Coming Up
I've been a bit down this weekend. Haven't felt much like blogging.
However, I am having the back-skull tingle of a new story. It's a bit of a problem because I don't really know how to go about writing stories any more. It's been over a decade since the last time I wrote fiction. And I was bad at it. My stories made no sense. So I stopped.
Anyway, this latest thing started with a guy who teaches at a school near here, got rolling with an email that one of my mom's friends sent her, and every once in a while, someone will say something that sets that tingle a-tingling. It's weird, a very physical sensation. As soon as I can, I pull out my little moleskin notebook (one of the three notebooks I have on me at nearly all times) and jot it down. We'll see if the jots ever turn into anything.
Went for dinner with Adam and Jennifer on Saturday night and had a great time. Then met up with Liz and Matt for drinks at the Aloha. Liz is working at a museum in Kingston, and just finished cataloguing this crazy cabinet full of glass disks used to generate, well, I forget. It has to do with x-rays, I think. But it's not actually x-rays. You'll have to forgive me: the first time she told me about it, I was drunk so I forget the details; the second time, it was loud so I didn't hear all the details. I must pin her down in a quiet place with no alcohol and get the details again.
Also coming up: haircut! birthday dinner for steve! yoga! bellabombs fuckingmachines mufflercrunch! yeah!

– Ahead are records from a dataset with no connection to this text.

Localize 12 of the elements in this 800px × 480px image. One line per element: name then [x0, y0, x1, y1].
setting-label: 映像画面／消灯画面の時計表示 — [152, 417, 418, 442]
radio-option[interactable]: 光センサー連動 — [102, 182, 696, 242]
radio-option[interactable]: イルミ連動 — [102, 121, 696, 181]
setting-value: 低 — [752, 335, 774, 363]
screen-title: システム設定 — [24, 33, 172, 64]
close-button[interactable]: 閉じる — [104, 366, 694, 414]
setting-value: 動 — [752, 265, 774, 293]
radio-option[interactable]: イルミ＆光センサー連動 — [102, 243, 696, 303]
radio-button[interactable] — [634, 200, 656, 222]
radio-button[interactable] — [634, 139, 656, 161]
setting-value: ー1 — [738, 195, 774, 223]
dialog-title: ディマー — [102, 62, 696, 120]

And on the 25th, I start my bass lessons. Very exciting. Speaking of which, one of the things I did this weekend, after I discovered that January is a Blessed Three-Pay Month, was go buy a very tiny and pretty cheap practice amp, so I only have to lug the behemoth down Misse's steep and slippery stairs one more time.
I have a propensity for falling down stairs. So much so that my parents actually put grippy tape on the stairs to their basement in their Stouffville house. I kept ending up in a heap at the bottom. It happened all the time in the Ballantrae house, too, but the stairs were already carpeted. With white carpet, which my dad had a bug up his arse about. There's no way he would have put grippy tape on that carpet for anything. We did have plastic runners on the carpet for a while, but they got all yellowed and gross. I kind of missed the plastic runners when they were gone; I always did like to lift them up and press my fingers into the little spikes.
Anyway.
The last spectacular fall was here in Ottawa, on the stairs of the Big House on Preston St. I had nothing in my hands, there was nothing on the stairs but carpet. And out went my feet from under me. No good reason.

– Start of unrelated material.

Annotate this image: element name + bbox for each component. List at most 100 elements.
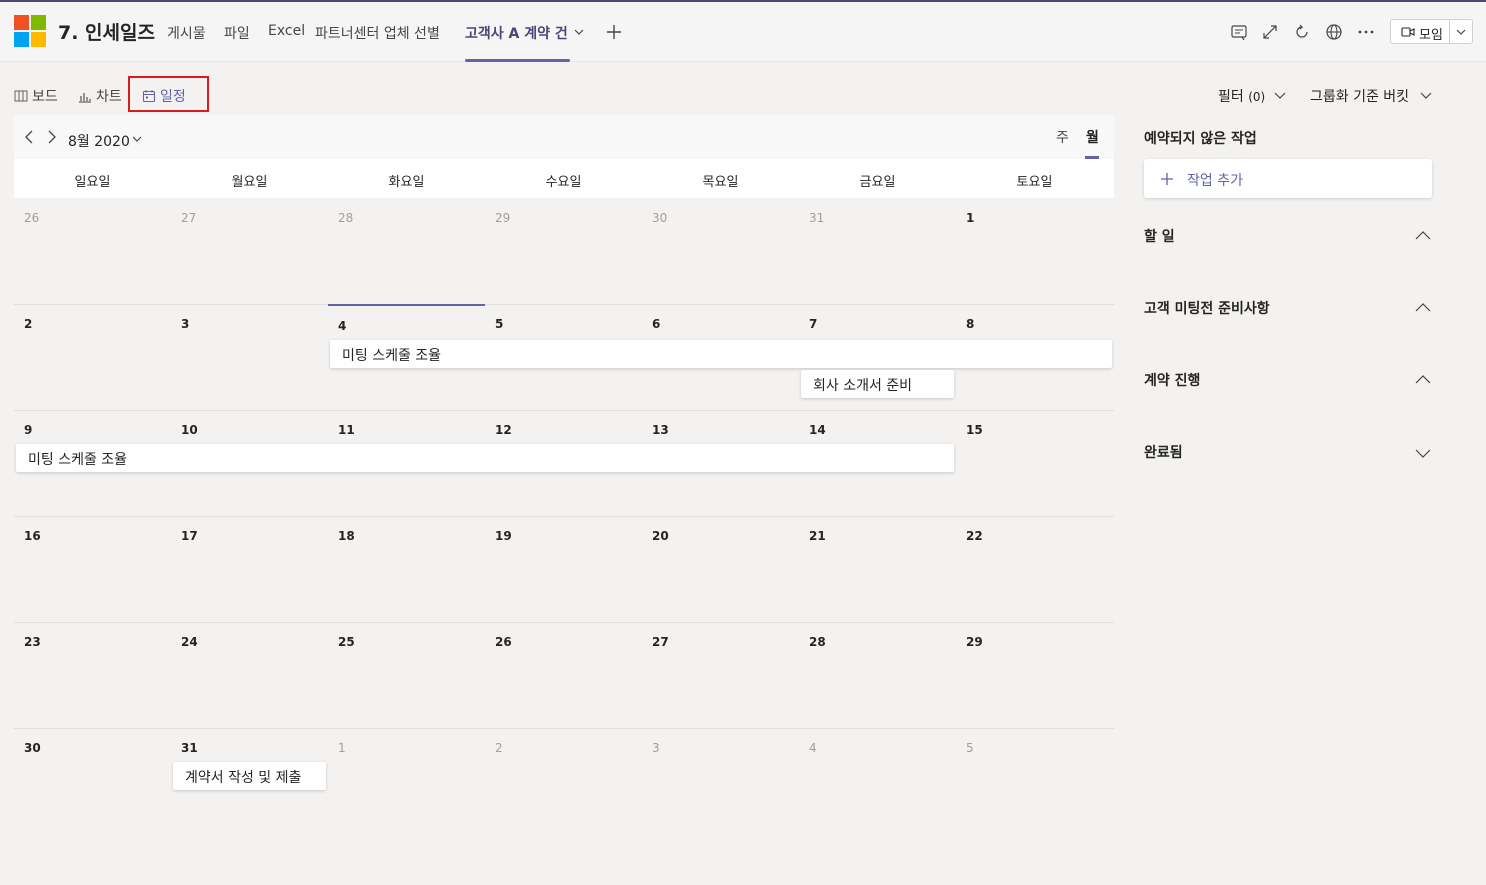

Falling down the stairs fucking hurts. And it's not even the falling. If I didn't instinctually grab for the wall and railing, I'd probably just end up in a slightly bruised heap six or seven stairs down from where I started. But instincts are hard to beat, and so I grab for the wall, grab for the railing, and the inertia of my body pulls against the muscle and tendon holding on, and two days later it feels like someone laid me out flat and tried to tenderize me. I always end up walking around for a week like a wizened old man, wincing when anyone touches me anywhere.
The last time I fell down the stairs even a little was when I was living with my ex in the Small House on Preston St.
There may be bats here, but no more falling.